This designation is based on results from the ongoing, dose-ranging Phase 1-2 study that show a near cessation of spontaneous bleeding in patients with severe disease at up to 12 months follow-up, clinically significant and sustained increases in Factor IX (FIX) and substantial reductions in FIX replacement usage.
Matthew Kapusta, chief executive officer of uniQure said: "We are very pleased to have AMT-060 for hemophilia B accepted into the PRIME program.
"Similar to the Breakthrough Therapy designation that AMT-060 received from the U.S. Food and Drug Administration earlier this year, we look forward to this enhanced collaboration with the EMA to advance the clinical development of this potentially transformative therapy for hemophilia B patients."
Phase 1-2 Data
Updated clinical data from the ongoing, two-cohort Phase 1-2 trial of AMT-060 were presented last December at the 58th American Society of Hematology (ASH) Annual Meeting. The data included up to 52 weeks of follow-up from the low-dose cohort and up to 31 weeks of follow-up from the second dose cohort.
Data from the second-dose cohort show a dose response with substantial improvement in disease state in all five patients, including the discontinuation of precautionary FIX infusions in all four patients that previously required chronic replacement therapy.
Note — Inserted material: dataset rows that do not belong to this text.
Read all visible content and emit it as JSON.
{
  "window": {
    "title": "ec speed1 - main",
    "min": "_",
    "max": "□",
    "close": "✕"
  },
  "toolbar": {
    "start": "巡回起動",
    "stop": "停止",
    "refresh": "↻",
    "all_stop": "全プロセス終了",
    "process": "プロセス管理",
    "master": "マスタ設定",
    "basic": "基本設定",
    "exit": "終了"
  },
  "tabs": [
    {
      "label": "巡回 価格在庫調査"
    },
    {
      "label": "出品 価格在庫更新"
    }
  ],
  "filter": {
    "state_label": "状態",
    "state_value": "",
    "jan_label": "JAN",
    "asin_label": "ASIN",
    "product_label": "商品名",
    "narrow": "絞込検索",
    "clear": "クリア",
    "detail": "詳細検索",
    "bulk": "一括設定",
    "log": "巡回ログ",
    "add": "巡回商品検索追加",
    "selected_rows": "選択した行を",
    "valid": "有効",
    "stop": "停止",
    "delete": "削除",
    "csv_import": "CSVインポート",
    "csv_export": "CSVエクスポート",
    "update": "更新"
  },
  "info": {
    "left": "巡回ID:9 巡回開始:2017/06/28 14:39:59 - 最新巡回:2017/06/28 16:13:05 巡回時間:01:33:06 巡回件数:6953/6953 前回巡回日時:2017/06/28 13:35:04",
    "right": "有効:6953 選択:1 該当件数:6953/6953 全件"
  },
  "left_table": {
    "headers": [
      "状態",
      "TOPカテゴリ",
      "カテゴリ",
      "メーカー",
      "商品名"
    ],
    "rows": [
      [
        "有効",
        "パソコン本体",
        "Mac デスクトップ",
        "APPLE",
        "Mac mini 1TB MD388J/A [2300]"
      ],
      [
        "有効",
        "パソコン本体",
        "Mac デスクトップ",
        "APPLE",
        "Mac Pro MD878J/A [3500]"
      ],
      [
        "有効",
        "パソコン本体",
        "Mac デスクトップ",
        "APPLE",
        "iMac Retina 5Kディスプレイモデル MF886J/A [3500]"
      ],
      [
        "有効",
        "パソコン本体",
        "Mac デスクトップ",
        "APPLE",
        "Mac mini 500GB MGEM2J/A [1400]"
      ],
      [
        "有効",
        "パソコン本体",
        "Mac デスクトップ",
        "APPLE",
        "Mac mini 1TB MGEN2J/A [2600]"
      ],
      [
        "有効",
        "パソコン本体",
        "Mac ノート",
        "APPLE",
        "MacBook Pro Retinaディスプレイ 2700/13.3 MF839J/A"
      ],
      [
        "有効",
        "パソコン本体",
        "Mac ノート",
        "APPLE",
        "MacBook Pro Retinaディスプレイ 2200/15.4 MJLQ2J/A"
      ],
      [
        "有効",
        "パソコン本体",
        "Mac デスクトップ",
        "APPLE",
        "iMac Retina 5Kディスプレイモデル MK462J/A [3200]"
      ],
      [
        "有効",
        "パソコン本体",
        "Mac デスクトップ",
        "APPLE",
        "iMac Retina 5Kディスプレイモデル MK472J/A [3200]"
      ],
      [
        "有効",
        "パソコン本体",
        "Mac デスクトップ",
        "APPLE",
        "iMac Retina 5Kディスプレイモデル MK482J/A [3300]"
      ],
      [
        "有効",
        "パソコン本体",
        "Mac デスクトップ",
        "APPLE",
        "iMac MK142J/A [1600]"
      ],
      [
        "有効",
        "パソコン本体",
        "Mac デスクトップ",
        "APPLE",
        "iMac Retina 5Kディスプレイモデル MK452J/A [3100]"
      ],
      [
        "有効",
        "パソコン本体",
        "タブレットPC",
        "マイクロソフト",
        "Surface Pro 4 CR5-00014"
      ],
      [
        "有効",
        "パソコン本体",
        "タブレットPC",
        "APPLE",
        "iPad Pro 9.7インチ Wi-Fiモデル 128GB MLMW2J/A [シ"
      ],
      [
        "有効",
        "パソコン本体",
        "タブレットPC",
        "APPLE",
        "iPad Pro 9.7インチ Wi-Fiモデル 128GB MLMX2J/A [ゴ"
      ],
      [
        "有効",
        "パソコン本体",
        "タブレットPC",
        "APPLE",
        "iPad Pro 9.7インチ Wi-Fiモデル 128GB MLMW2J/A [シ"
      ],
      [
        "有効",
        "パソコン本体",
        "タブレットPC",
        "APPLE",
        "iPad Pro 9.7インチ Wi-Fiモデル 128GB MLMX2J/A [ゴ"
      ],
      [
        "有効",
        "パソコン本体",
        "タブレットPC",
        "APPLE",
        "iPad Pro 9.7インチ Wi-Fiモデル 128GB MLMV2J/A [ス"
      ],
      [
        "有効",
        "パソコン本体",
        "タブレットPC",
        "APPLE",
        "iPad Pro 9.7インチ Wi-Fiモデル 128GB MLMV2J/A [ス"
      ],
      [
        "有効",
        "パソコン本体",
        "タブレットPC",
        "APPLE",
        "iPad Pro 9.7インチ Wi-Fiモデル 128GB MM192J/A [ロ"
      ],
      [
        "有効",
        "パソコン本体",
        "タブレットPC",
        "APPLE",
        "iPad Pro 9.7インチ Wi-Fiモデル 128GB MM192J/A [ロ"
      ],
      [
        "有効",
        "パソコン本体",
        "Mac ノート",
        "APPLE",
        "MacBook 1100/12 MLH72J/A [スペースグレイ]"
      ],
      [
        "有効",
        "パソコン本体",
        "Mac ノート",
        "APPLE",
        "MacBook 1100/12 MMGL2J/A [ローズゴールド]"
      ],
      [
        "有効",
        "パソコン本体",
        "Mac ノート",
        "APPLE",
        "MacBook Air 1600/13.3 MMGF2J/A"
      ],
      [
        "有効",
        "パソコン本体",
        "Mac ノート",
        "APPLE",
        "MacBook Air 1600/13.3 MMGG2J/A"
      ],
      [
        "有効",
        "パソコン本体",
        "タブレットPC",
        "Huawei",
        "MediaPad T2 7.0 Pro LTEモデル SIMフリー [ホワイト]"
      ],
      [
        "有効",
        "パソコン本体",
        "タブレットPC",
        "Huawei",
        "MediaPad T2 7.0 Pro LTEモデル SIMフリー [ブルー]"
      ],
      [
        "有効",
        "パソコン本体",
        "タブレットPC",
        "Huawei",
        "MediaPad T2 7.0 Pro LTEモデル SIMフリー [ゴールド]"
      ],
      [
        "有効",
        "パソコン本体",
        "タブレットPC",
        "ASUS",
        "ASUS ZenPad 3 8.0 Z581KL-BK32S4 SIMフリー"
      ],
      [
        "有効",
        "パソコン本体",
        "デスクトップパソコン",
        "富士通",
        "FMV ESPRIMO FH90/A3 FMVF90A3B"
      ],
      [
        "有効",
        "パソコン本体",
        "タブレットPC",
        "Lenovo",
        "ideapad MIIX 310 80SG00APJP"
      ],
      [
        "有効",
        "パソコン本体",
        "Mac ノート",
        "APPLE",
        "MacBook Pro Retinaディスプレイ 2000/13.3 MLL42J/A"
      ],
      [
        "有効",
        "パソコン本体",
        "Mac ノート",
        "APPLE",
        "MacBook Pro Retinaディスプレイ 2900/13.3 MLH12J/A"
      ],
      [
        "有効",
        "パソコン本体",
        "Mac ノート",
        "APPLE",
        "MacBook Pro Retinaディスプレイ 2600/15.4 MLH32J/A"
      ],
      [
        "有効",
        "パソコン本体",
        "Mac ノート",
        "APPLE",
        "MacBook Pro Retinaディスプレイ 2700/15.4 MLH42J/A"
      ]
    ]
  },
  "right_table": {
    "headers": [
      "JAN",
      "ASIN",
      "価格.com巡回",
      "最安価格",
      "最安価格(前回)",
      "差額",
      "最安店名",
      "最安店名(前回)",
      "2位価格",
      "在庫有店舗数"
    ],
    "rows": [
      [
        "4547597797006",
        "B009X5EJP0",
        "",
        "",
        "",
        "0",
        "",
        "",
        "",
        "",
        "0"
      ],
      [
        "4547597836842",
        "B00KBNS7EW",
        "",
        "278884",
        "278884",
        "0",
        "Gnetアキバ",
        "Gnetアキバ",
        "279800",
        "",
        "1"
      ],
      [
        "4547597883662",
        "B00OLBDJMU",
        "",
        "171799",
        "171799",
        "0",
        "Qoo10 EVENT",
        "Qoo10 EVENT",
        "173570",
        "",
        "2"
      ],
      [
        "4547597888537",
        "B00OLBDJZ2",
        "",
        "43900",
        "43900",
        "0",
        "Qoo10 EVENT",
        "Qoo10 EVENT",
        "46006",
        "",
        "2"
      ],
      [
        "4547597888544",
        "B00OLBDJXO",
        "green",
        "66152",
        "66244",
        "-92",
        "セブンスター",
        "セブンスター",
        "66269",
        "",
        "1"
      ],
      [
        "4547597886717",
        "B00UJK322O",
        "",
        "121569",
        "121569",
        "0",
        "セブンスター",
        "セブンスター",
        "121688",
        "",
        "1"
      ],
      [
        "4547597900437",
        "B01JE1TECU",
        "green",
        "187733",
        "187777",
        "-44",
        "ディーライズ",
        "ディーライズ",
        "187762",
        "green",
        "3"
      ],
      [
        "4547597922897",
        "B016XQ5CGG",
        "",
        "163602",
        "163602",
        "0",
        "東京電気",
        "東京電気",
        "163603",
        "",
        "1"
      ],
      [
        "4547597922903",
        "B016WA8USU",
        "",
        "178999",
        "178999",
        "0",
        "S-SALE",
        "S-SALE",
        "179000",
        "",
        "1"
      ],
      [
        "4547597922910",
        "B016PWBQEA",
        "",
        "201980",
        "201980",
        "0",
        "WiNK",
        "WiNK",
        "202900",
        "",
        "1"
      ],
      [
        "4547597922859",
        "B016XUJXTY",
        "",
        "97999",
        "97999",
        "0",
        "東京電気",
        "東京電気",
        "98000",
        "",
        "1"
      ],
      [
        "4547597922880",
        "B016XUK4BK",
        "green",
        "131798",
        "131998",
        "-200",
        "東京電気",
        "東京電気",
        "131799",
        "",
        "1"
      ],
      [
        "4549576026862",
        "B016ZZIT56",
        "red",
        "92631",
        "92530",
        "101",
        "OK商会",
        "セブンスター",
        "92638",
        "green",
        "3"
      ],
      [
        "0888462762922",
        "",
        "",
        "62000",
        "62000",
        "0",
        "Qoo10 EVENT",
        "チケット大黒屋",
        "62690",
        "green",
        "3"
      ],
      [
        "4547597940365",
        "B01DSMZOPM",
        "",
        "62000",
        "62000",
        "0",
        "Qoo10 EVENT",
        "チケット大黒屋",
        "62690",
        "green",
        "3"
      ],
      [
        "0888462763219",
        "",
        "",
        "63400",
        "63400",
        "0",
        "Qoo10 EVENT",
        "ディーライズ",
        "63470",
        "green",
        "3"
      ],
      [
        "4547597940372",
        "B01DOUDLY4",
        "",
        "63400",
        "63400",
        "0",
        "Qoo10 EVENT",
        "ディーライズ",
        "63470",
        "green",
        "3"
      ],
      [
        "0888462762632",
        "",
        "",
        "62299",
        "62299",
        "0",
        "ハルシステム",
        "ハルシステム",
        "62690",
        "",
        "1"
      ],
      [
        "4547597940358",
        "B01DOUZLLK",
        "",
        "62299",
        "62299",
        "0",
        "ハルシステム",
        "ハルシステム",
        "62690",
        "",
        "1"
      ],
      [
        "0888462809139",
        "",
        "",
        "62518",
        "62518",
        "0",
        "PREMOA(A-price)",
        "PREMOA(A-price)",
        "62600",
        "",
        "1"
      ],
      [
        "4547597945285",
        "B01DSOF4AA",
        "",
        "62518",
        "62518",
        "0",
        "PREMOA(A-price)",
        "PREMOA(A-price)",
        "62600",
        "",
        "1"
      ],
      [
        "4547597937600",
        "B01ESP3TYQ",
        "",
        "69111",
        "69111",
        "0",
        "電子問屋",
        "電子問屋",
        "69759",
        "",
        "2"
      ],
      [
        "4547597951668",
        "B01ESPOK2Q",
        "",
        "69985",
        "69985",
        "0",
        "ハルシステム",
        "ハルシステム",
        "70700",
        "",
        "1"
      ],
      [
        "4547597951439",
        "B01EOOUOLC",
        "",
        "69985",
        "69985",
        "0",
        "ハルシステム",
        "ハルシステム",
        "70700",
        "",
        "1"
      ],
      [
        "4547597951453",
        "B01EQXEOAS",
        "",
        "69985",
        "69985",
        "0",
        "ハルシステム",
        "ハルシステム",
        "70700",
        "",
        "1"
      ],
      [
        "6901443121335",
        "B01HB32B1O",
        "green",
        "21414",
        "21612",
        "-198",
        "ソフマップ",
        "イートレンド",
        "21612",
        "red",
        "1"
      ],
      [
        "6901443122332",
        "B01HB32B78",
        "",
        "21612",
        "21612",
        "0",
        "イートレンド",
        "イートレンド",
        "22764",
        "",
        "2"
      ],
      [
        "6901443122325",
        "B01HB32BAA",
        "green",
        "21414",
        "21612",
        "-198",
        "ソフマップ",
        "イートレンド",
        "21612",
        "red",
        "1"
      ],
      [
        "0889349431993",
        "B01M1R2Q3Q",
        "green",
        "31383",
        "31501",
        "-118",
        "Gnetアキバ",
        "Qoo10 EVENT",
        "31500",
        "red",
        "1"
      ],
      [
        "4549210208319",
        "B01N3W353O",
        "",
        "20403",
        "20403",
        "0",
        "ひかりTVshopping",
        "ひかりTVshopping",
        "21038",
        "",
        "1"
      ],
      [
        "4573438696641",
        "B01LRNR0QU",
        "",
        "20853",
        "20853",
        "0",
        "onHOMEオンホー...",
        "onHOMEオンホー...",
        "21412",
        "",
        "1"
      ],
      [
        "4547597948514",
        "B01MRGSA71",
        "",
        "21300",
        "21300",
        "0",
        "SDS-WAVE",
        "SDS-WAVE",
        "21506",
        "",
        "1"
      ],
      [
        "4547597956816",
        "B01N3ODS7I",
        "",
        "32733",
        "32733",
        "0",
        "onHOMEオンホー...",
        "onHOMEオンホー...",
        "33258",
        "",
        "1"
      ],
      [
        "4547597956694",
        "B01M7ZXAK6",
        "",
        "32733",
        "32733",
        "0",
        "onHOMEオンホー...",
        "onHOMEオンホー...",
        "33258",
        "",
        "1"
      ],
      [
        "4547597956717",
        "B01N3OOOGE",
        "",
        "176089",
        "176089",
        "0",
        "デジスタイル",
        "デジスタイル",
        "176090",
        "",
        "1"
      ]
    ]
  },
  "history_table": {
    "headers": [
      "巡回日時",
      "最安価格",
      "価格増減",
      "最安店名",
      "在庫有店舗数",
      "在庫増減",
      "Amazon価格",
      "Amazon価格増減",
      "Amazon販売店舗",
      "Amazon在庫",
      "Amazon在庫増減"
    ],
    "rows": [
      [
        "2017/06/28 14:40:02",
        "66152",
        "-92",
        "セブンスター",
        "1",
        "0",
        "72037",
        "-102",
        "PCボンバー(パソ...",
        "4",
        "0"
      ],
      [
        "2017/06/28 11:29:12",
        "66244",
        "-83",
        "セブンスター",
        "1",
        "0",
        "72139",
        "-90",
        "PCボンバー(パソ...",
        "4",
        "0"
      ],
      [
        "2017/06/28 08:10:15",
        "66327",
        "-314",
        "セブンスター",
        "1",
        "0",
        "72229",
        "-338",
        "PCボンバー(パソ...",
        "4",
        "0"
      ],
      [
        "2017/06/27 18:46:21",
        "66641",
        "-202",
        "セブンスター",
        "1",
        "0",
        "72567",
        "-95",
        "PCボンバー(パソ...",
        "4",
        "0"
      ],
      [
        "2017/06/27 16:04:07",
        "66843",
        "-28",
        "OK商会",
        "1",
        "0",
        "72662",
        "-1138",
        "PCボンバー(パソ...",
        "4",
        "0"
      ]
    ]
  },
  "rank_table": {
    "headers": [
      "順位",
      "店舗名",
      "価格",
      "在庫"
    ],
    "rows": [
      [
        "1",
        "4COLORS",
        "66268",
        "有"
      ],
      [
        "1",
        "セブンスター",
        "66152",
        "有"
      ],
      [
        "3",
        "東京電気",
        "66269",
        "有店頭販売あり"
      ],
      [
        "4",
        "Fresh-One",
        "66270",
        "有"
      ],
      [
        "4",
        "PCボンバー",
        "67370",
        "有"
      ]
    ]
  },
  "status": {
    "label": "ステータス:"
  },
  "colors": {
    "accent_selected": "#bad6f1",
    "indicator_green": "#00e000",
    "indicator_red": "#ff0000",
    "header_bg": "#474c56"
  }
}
To date, only one spontaneous bleed was reported after discontinuation of prophylactic FIX replacement therapy.
All five patients in the low-dose cohort, whose bleedings were previously uncontrolled despite being managed with prophylactic therapy, continue to maintain robust, constant and clinically meaningful levels of FIX activity for up to 52 weeks post treatment, with a complete cessation of spontaneous bleedings in the last 14 weeks of observation.
AMT-060 continues to be well-tolerated, and there have been no severe adverse events. Three out of the total of 10 patients (two in the second-dose cohort and one previously reported from the low-dose cohort) experienced mild, asymptomatic elevations of alanine aminotransferase (ALT) and received a tapering course of corticosteroids per protocol.
Importantly, the temporary elevations in ALT were not associated with any loss of endogenous FIX activity or T-cell response.
No patients across either cohort have developed inhibitory antibodies against FIX, or demonstrated sustained AAV5 capsid-specific T-cell activation.